Mit anderen Worten: die Natur des Menschen bringt ihn dazu, sich unter dem geschilderten Druck genau entgegengesetzt der sozialistischen Ordnung zu verhalten.


Fazit: die Gesellschaftsform "Sozialismus", bezogen auf einen ganzen Staat, läuft der Natur des Menschen vollkommen zuwider und darum werden sich Menschen immer mit allen ihren Möglichkeiten dagegen wehren (und seien diese Möglichkeiten noch so eingeschränkt).


Wenngleich die Idee des Sozialismus gute Ansätze enthält, kann sie nur in kleinen Gruppen funktionieren und auch dort nur, wenn dem Einzelnen trotz allen Gemeinsinns noch "private Nischen" bleiben, in denen er sich auch selbst produzieren kann.

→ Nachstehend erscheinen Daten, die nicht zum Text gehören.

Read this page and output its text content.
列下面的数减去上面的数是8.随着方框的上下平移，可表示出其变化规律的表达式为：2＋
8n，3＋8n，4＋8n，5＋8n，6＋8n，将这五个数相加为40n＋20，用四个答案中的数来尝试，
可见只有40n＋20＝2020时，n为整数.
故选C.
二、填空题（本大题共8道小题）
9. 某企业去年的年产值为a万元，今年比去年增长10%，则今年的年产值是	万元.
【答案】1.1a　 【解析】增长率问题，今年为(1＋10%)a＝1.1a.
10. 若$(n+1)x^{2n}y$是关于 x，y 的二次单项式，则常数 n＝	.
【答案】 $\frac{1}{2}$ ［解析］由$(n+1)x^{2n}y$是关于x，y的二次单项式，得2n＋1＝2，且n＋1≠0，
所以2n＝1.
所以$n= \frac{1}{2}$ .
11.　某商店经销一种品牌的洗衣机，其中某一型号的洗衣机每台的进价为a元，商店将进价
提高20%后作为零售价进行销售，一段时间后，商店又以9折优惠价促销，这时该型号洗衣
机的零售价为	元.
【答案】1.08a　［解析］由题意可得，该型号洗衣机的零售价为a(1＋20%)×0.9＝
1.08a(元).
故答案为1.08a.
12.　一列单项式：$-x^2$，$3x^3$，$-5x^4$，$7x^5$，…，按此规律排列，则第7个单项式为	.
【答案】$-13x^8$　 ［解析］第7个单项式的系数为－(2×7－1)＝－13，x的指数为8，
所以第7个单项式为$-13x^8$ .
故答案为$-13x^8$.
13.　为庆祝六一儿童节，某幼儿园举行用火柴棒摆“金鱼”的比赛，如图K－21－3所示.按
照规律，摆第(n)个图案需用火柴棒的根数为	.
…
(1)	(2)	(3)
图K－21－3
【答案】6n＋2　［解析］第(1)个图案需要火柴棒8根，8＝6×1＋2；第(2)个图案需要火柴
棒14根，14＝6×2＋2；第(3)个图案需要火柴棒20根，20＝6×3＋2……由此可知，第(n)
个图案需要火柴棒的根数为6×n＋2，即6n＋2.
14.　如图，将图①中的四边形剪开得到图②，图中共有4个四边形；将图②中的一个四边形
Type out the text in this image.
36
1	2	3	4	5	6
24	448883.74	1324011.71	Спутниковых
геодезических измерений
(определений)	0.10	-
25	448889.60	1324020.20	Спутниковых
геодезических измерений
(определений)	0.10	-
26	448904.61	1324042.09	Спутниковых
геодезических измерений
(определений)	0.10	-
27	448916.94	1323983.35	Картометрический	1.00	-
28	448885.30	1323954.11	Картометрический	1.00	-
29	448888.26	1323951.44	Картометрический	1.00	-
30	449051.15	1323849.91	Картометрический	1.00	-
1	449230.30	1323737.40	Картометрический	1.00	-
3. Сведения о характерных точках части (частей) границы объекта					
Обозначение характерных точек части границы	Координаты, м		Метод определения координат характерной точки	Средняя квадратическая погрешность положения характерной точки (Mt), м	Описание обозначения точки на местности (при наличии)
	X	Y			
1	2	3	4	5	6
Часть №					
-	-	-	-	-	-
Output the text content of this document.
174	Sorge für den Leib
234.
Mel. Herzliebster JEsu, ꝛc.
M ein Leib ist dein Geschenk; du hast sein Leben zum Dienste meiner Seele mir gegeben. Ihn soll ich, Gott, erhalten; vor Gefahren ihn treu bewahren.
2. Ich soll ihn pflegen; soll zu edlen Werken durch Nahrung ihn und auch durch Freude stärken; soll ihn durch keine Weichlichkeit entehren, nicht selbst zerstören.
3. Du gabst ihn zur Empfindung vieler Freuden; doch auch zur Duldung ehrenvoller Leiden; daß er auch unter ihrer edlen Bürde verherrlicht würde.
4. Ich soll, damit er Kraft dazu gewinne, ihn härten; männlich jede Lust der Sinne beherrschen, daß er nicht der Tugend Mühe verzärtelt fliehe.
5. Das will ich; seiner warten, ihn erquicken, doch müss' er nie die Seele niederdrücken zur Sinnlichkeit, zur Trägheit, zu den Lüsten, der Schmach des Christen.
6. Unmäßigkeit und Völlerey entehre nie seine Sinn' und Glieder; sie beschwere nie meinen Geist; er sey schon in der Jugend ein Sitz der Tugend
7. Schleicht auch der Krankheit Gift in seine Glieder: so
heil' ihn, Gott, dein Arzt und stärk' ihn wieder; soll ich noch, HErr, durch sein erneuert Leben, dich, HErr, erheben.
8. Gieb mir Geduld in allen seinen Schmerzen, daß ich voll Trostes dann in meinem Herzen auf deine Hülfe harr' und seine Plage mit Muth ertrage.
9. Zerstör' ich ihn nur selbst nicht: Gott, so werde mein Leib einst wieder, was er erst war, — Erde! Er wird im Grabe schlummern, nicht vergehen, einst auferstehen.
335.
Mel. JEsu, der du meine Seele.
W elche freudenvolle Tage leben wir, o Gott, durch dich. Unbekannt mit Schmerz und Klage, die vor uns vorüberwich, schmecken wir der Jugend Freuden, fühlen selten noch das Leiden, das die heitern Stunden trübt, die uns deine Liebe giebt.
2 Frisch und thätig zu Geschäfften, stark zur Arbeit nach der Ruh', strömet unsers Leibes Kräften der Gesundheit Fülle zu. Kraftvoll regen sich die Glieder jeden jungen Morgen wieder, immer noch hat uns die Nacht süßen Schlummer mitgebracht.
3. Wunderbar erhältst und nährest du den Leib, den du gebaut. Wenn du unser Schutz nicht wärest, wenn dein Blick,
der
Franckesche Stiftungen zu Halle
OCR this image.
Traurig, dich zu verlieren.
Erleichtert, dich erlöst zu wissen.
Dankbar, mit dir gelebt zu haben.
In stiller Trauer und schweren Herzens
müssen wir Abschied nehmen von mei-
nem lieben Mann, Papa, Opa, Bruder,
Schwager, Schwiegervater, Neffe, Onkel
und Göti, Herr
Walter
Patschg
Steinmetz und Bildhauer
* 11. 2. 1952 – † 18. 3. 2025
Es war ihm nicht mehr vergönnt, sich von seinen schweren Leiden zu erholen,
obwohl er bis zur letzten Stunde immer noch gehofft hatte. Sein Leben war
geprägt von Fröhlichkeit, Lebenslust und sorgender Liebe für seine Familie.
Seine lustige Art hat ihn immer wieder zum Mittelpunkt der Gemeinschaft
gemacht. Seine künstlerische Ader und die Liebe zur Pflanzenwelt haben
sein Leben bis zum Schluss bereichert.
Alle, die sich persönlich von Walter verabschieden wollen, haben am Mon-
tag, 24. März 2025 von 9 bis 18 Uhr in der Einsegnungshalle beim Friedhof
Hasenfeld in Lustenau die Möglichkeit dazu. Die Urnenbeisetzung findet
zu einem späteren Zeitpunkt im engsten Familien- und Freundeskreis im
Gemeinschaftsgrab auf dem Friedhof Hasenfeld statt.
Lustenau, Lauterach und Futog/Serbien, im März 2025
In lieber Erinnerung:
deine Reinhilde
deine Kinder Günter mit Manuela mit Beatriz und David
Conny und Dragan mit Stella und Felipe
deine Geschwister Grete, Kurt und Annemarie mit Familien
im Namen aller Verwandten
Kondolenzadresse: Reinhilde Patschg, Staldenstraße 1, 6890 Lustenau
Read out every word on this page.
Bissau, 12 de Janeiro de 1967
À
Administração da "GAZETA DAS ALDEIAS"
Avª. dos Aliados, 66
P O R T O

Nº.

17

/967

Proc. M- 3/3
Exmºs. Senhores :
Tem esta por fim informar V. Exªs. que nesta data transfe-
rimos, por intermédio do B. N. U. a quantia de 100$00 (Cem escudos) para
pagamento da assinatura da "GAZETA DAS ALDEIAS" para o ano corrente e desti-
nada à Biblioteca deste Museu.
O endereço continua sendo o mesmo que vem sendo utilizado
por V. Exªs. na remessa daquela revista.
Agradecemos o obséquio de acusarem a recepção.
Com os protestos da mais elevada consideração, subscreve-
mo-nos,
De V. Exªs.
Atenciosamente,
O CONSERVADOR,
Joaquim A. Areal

Der Versuch, einen sozialistischen (oder gar kommunistischen) Staat zu realisieren, ist sozusagen systemimmanent zum Scheitern verurteilt, denn er führt zwangsläufig in die Diktatur. Etliche Staaten haben bereits unter Beweis gestellt, daß dieser Weg nicht auf Dauer funktioniert - und ich bin sicher, die letzten werden es auch noch kapieren. Irgendwann.